Department of Surgery, Hennepin Healthcare, Minneapolis, Minnesota, USA.
J Burn Care Res. 2021 Sep 30;42(5):857-864. doi: 10.1093/jbcr/irab076.
Frostbite is a high morbidity, high-cost injury that can lead to digit or limb necrosis requiring amputation. Our primary aim is to describe the rate of readmission following frostbite injury. Our secondary aims are to describe the overall burden of care, cost, and characteristics of repeat hospitalizations of frostbite-injured people. Hospitalizations following frostbite injury (index and readmissions) were identified in the 2016 and 2017 Nationwide Readmission Database. Multivariable logistic regression was clustered by hospital and additionally adjusted for severe frostbite injury, gender, year, payor group, severity, and comorbidity index. Population estimates were calculated and adjusted for by using survey weight, sampling clusters, and stratum. In the 2-year cohort, 1065 index hospitalizations resulted in 1907 total hospitalizations following frostbite injury. Most patients were male (80.3%), lived in metropolitan/urban areas (82.3%), and nearly half were insured with Medicaid (46.4%). Of the 842 readmissions, 53.7% were associated with complications typically associated with frostbite injury. Overall, 29% of frostbite injuries resulted in at least one amputation. The average total cost and total length of stay of readmissions were $236,872 and 34.7 days. Drug or alcohol abuse, homelessness, Medicaid insurance, and discharge against medical advice (AMA) were independent predictors of unplanned readmission. Factors associated with multiple readmissions include discharge AMA and Medicare insurance, but not drug or alcohol abuse or homelessness. The population-based estimated unplanned readmission rate following frostbite injury was 35.4% (95% confidence interval 32.2%-38.6%). This is the first study examining readmissions following frostbite injury on a national level. Drug or alcohol abuse, homelessness, Medicaid insurance, and discharge AMA were independent predictors of unplanned readmission, while only AMA discharge and Medicare insurance were associated with multiple readmissions. Supportive resources (community and hospital-based) may reduce unplanned readmissions of frostbite-injured patients with those additional risk factors.

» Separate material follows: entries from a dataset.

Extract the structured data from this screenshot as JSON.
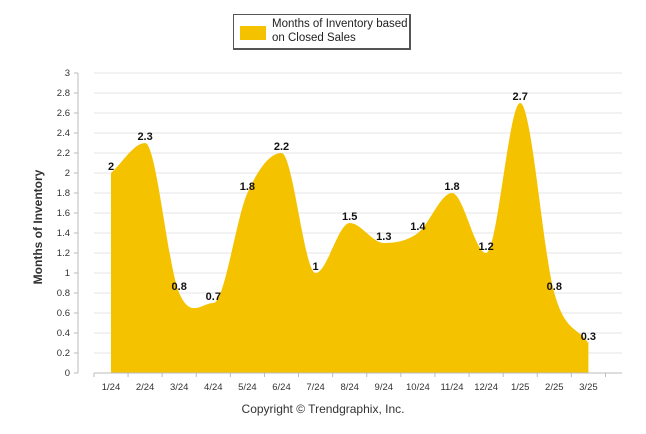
{
  "chart_data": {
    "type": "area",
    "categories": [
      "1/24",
      "2/24",
      "3/24",
      "4/24",
      "5/24",
      "6/24",
      "7/24",
      "8/24",
      "9/24",
      "10/24",
      "11/24",
      "12/24",
      "1/25",
      "2/25",
      "3/25"
    ],
    "series": [
      {
        "name": "Months of Inventory based on Closed Sales",
        "values": [
          2,
          2.3,
          0.8,
          0.7,
          1.8,
          2.2,
          1,
          1.5,
          1.3,
          1.4,
          1.8,
          1.2,
          2.7,
          0.8,
          0.3
        ],
        "labels": [
          "2",
          "2.3",
          "0.8",
          "0.7",
          "1.8",
          "2.2",
          "1",
          "1.5",
          "1.3",
          "1.4",
          "1.8",
          "1.2",
          "2.7",
          "0.8",
          "0.3"
        ],
        "color": "#f5c200"
      }
    ],
    "ylabel": "Months of Inventory",
    "ylim": [
      0,
      3
    ],
    "yticks": [
      "0",
      "0.2",
      "0.4",
      "0.6",
      "0.8",
      "1",
      "1.2",
      "1.4",
      "1.6",
      "1.8",
      "2",
      "2.2",
      "2.4",
      "2.6",
      "2.8",
      "3"
    ],
    "grid": true,
    "legend": "top"
  },
  "legend": {
    "label": "Months of Inventory based on Closed Sales",
    "color": "#f5c200"
  },
  "copyright": "Copyright © Trendgraphix, Inc."
}
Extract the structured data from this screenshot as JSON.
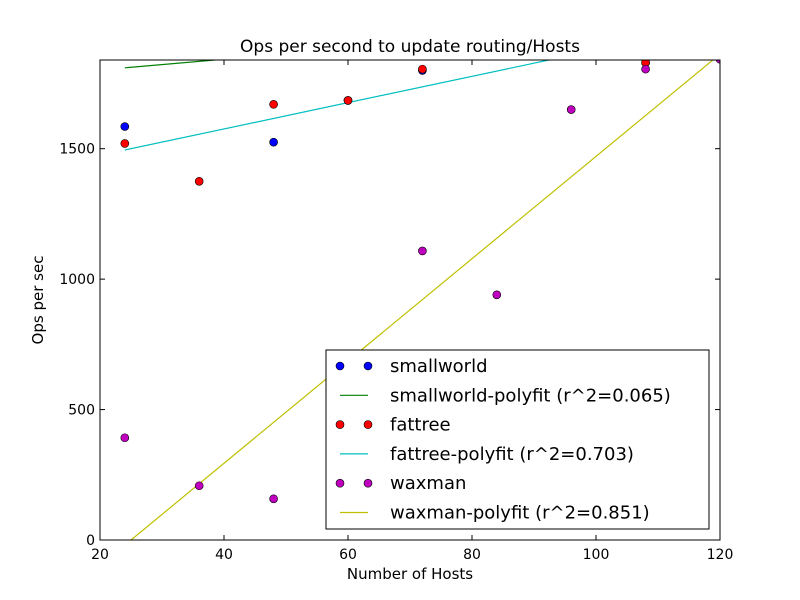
{
  "chart_data": {
    "type": "scatter",
    "title": "Ops per second to update routing/Hosts",
    "xlabel": "Number of Hosts",
    "ylabel": "Ops per sec",
    "xlim": [
      20,
      120
    ],
    "ylim": [
      0,
      1840
    ],
    "xticks": [
      20,
      40,
      60,
      80,
      100,
      120
    ],
    "yticks": [
      0,
      500,
      1000,
      1500
    ],
    "grid": false,
    "legend_position": "lower-right",
    "series": [
      {
        "name": "smallworld",
        "kind": "points",
        "color": "#0000ff",
        "x": [
          24,
          48,
          60,
          72,
          108
        ],
        "y": [
          1585,
          1525,
          1685,
          1800,
          1830
        ]
      },
      {
        "name": "smallworld-polyfit (r^2=0.065)",
        "kind": "line",
        "color": "#008000",
        "x": [
          24,
          40
        ],
        "y": [
          1810,
          1843
        ]
      },
      {
        "name": "fattree",
        "kind": "points",
        "color": "#ff0000",
        "x": [
          24,
          36,
          48,
          60,
          72,
          108
        ],
        "y": [
          1520,
          1375,
          1670,
          1685,
          1805,
          1830
        ]
      },
      {
        "name": "fattree-polyfit (r^2=0.703)",
        "kind": "line",
        "color": "#00bfbf",
        "x": [
          24,
          93
        ],
        "y": [
          1495,
          1843
        ]
      },
      {
        "name": "waxman",
        "kind": "points",
        "color": "#bf00bf",
        "x": [
          24,
          36,
          48,
          72,
          84,
          96,
          108,
          120
        ],
        "y": [
          392,
          208,
          158,
          1108,
          940,
          1650,
          1805,
          1843
        ]
      },
      {
        "name": "waxman-polyfit (r^2=0.851)",
        "kind": "line",
        "color": "#bfbf00",
        "x": [
          25,
          119
        ],
        "y": [
          0,
          1843
        ]
      }
    ]
  }
}
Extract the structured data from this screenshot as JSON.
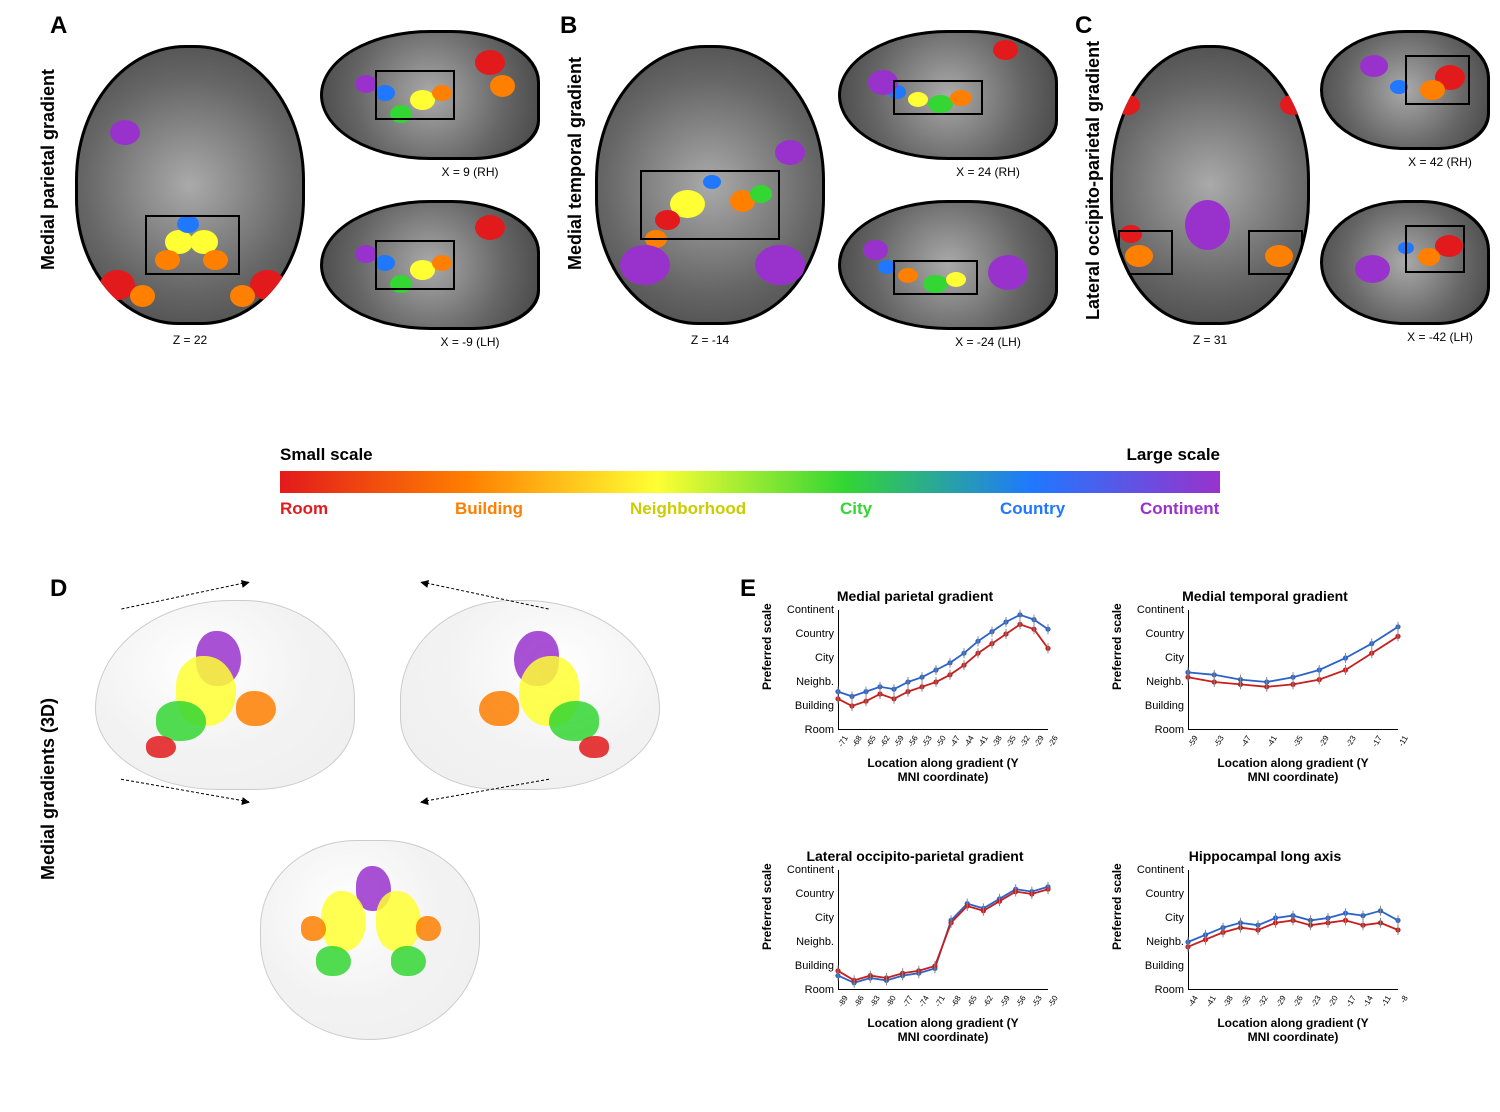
{
  "colors": {
    "room": "#e31a1c",
    "building": "#ff7f00",
    "neighborhood": "#ffff33",
    "city": "#33d633",
    "country": "#1f78ff",
    "continent": "#9932cc",
    "line_red": "#c71e1e",
    "line_blue": "#2b63c9",
    "grid": "#e0e0e0",
    "bg": "#ffffff"
  },
  "scale": {
    "left_label": "Small scale",
    "right_label": "Large scale",
    "categories": [
      "Room",
      "Building",
      "Neighborhood",
      "City",
      "Country",
      "Continent"
    ]
  },
  "panels": {
    "A": {
      "letter": "A",
      "title": "Medial parietal gradient",
      "axial_coord": "Z = 22",
      "sag_rh": "X = 9 (RH)",
      "sag_lh": "X = -9 (LH)"
    },
    "B": {
      "letter": "B",
      "title": "Medial temporal gradient",
      "axial_coord": "Z = -14",
      "sag_rh": "X = 24 (RH)",
      "sag_lh": "X = -24 (LH)"
    },
    "C": {
      "letter": "C",
      "title": "Lateral occipito-parietal gradient",
      "axial_coord": "Z = 31",
      "sag_rh": "X = 42 (RH)",
      "sag_lh": "X = -42 (LH)"
    },
    "D": {
      "letter": "D",
      "title": "Medial gradients (3D)"
    },
    "E": {
      "letter": "E"
    }
  },
  "charts": {
    "ylabel": "Preferred scale",
    "xlabel": "Location along gradient (Y\nMNI coordinate)",
    "ycats": [
      "Room",
      "Building",
      "Neighb.",
      "City",
      "Country",
      "Continent"
    ],
    "mp": {
      "title": "Medial parietal gradient",
      "xticks": [
        "-71",
        "-68",
        "-65",
        "-62",
        "-59",
        "-56",
        "-53",
        "-50",
        "-47",
        "-44",
        "-41",
        "-38",
        "-35",
        "-32",
        "-29",
        "-26"
      ],
      "red": [
        1.3,
        1.0,
        1.2,
        1.5,
        1.3,
        1.6,
        1.8,
        2.0,
        2.3,
        2.7,
        3.2,
        3.6,
        4.0,
        4.4,
        4.2,
        3.4
      ],
      "blue": [
        1.6,
        1.4,
        1.6,
        1.8,
        1.7,
        2.0,
        2.2,
        2.5,
        2.8,
        3.2,
        3.7,
        4.1,
        4.5,
        4.8,
        4.6,
        4.2
      ]
    },
    "mt": {
      "title": "Medial temporal gradient",
      "xticks": [
        "-59",
        "-53",
        "-47",
        "-41",
        "-35",
        "-29",
        "-23",
        "-17",
        "-11"
      ],
      "red": [
        2.2,
        2.0,
        1.9,
        1.8,
        1.9,
        2.1,
        2.5,
        3.2,
        3.9
      ],
      "blue": [
        2.4,
        2.3,
        2.1,
        2.0,
        2.2,
        2.5,
        3.0,
        3.6,
        4.3
      ]
    },
    "lop": {
      "title": "Lateral occipito-parietal gradient",
      "xticks": [
        "-89",
        "-86",
        "-83",
        "-80",
        "-77",
        "-74",
        "-71",
        "-68",
        "-65",
        "-62",
        "-59",
        "-56",
        "-53",
        "-50"
      ],
      "red": [
        0.8,
        0.4,
        0.6,
        0.5,
        0.7,
        0.8,
        1.0,
        2.8,
        3.5,
        3.3,
        3.7,
        4.1,
        4.0,
        4.2
      ],
      "blue": [
        0.6,
        0.3,
        0.5,
        0.4,
        0.6,
        0.7,
        0.9,
        2.9,
        3.6,
        3.4,
        3.8,
        4.2,
        4.1,
        4.3
      ]
    },
    "hip": {
      "title": "Hippocampal long axis",
      "xticks": [
        "-44",
        "-41",
        "-38",
        "-35",
        "-32",
        "-29",
        "-26",
        "-23",
        "-20",
        "-17",
        "-14",
        "-11",
        "-8"
      ],
      "red": [
        1.8,
        2.1,
        2.4,
        2.6,
        2.5,
        2.8,
        2.9,
        2.7,
        2.8,
        2.9,
        2.7,
        2.8,
        2.5
      ],
      "blue": [
        2.0,
        2.3,
        2.6,
        2.8,
        2.7,
        3.0,
        3.1,
        2.9,
        3.0,
        3.2,
        3.1,
        3.3,
        2.9
      ]
    }
  }
}
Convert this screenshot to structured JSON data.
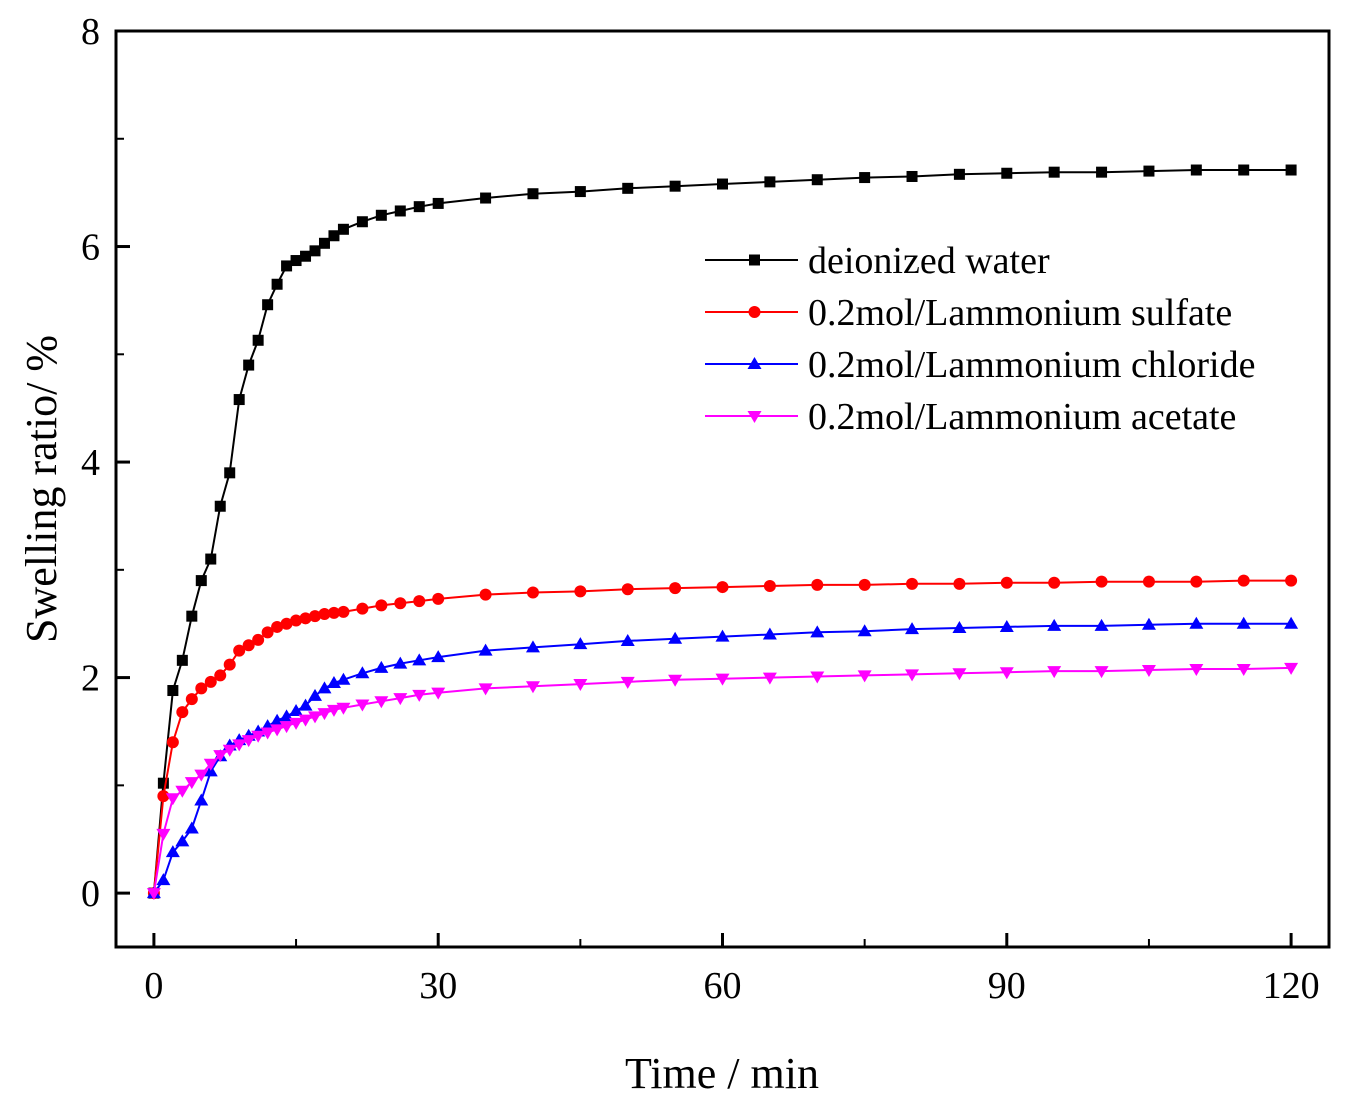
{
  "chart_data": {
    "type": "line",
    "title": "",
    "xlabel": "Time / min",
    "ylabel": "Swelling ratio/ %",
    "xlim": [
      -4,
      124
    ],
    "ylim": [
      -0.5,
      8
    ],
    "xticks": [
      0,
      30,
      60,
      90,
      120
    ],
    "yticks": [
      0,
      2,
      4,
      6,
      8
    ],
    "xtick_labels": [
      "0",
      "30",
      "60",
      "90",
      "120"
    ],
    "ytick_labels": [
      "0",
      "2",
      "4",
      "6",
      "8"
    ],
    "legend_position": "right",
    "series": [
      {
        "name": "deionized water",
        "color": "#000000",
        "marker": "square",
        "x": [
          0,
          1,
          2,
          3,
          4,
          5,
          6,
          7,
          8,
          9,
          10,
          11,
          12,
          13,
          14,
          15,
          16,
          17,
          18,
          19,
          20,
          22,
          24,
          26,
          28,
          30,
          35,
          40,
          45,
          50,
          55,
          60,
          65,
          70,
          75,
          80,
          85,
          90,
          95,
          100,
          105,
          110,
          115,
          120
        ],
        "y": [
          0,
          1.02,
          1.88,
          2.16,
          2.57,
          2.9,
          3.1,
          3.59,
          3.9,
          4.58,
          4.9,
          5.13,
          5.46,
          5.65,
          5.82,
          5.87,
          5.91,
          5.96,
          6.03,
          6.1,
          6.16,
          6.23,
          6.29,
          6.33,
          6.37,
          6.4,
          6.45,
          6.49,
          6.51,
          6.54,
          6.56,
          6.58,
          6.6,
          6.62,
          6.64,
          6.65,
          6.67,
          6.68,
          6.69,
          6.69,
          6.7,
          6.71,
          6.71,
          6.71
        ]
      },
      {
        "name": "0.2mol/Lammonium sulfate",
        "color": "#ff0000",
        "marker": "circle",
        "x": [
          0,
          1,
          2,
          3,
          4,
          5,
          6,
          7,
          8,
          9,
          10,
          11,
          12,
          13,
          14,
          15,
          16,
          17,
          18,
          19,
          20,
          22,
          24,
          26,
          28,
          30,
          35,
          40,
          45,
          50,
          55,
          60,
          65,
          70,
          75,
          80,
          85,
          90,
          95,
          100,
          105,
          110,
          115,
          120
        ],
        "y": [
          0,
          0.9,
          1.4,
          1.68,
          1.8,
          1.9,
          1.96,
          2.02,
          2.12,
          2.25,
          2.3,
          2.35,
          2.42,
          2.47,
          2.5,
          2.53,
          2.55,
          2.57,
          2.59,
          2.6,
          2.61,
          2.64,
          2.67,
          2.69,
          2.71,
          2.73,
          2.77,
          2.79,
          2.8,
          2.82,
          2.83,
          2.84,
          2.85,
          2.86,
          2.86,
          2.87,
          2.87,
          2.88,
          2.88,
          2.89,
          2.89,
          2.89,
          2.9,
          2.9
        ]
      },
      {
        "name": "0.2mol/Lammonium chloride",
        "color": "#0000ff",
        "marker": "triangle-up",
        "x": [
          0,
          1,
          2,
          3,
          4,
          5,
          6,
          7,
          8,
          9,
          10,
          11,
          12,
          13,
          14,
          15,
          16,
          17,
          18,
          19,
          20,
          22,
          24,
          26,
          28,
          30,
          35,
          40,
          45,
          50,
          55,
          60,
          65,
          70,
          75,
          80,
          85,
          90,
          95,
          100,
          105,
          110,
          115,
          120
        ],
        "y": [
          0,
          0.12,
          0.38,
          0.48,
          0.6,
          0.86,
          1.13,
          1.27,
          1.37,
          1.42,
          1.46,
          1.5,
          1.55,
          1.6,
          1.64,
          1.69,
          1.74,
          1.83,
          1.9,
          1.95,
          1.98,
          2.04,
          2.09,
          2.13,
          2.16,
          2.19,
          2.25,
          2.28,
          2.31,
          2.34,
          2.36,
          2.38,
          2.4,
          2.42,
          2.43,
          2.45,
          2.46,
          2.47,
          2.48,
          2.48,
          2.49,
          2.5,
          2.5,
          2.5
        ]
      },
      {
        "name": "0.2mol/Lammonium acetate",
        "color": "#ff00ff",
        "marker": "triangle-down",
        "x": [
          0,
          1,
          2,
          3,
          4,
          5,
          6,
          7,
          8,
          9,
          10,
          11,
          12,
          13,
          14,
          15,
          16,
          17,
          18,
          19,
          20,
          22,
          24,
          26,
          28,
          30,
          35,
          40,
          45,
          50,
          55,
          60,
          65,
          70,
          75,
          80,
          85,
          90,
          95,
          100,
          105,
          110,
          115,
          120
        ],
        "y": [
          0,
          0.55,
          0.88,
          0.95,
          1.03,
          1.1,
          1.2,
          1.28,
          1.33,
          1.38,
          1.42,
          1.46,
          1.49,
          1.52,
          1.55,
          1.58,
          1.61,
          1.64,
          1.67,
          1.7,
          1.72,
          1.75,
          1.78,
          1.81,
          1.84,
          1.86,
          1.9,
          1.92,
          1.94,
          1.96,
          1.98,
          1.99,
          2.0,
          2.01,
          2.02,
          2.03,
          2.04,
          2.05,
          2.06,
          2.06,
          2.07,
          2.08,
          2.08,
          2.09
        ]
      }
    ]
  }
}
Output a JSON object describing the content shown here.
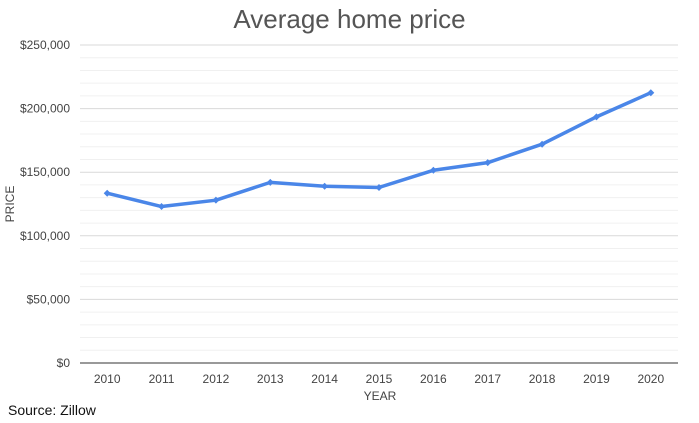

冻伤是一种高发病率、高成本的损伤,可导致指尖或肢体坏死,需要截肢。我们的主要目的是描述冻伤患者的再入院率。我们的次要目的是描述冻伤患者的整体护理负担、成本和重复住院的特征。在 2016 年和 2017 年的全国再入院数据库中,确定了冻伤后的住院治疗(索引和再入院)。多变量逻辑回归按医院聚类,并额外调整了严重冻伤损伤、性别、年份、付款人组、严重程度和合并症指数。通过使用调查权重、抽样聚类和分层来计算和调整人口估计值。在 2 年的队列中,1065 例索引住院导致 1907 例冻伤后总住院治疗。大多数患者为男性(80.3%),居住在大都市区/城市地区(82.3%),近一半的人有医疗补助(46.4%)。在 842 例再入院中,53.7%与冻伤损伤相关的常见并发症有关。总的来说,29%的冻伤导致至少一次截肢。再入院的平均总费用和总住院时间分别为 236872 美元和 34.7 天。药物或酒精滥用、无家可归、医疗补助保险和医疗建议出院(AMA)是无计划再入院的独立预测因素。与多次再入院相关的因素包括 AMA 出院和医疗保险,但不包括药物或酒精滥用或无家可归。基于人群的冻伤后无计划再入院率估计为 35.4%(95%置信区间为 32.2%-38.6%)。这是第一项关于全国范围内冻伤后再入院的研究。药物或酒精滥用、无家可归、医疗补助保险和 AMA 出院是无计划再入院的独立预测因素,而仅 AMA 出院和医疗保险与多次再入院相关。支持性资源(社区和医院为基础)可能会减少那些有额外风险因素的冻伤患者的无计划再入院。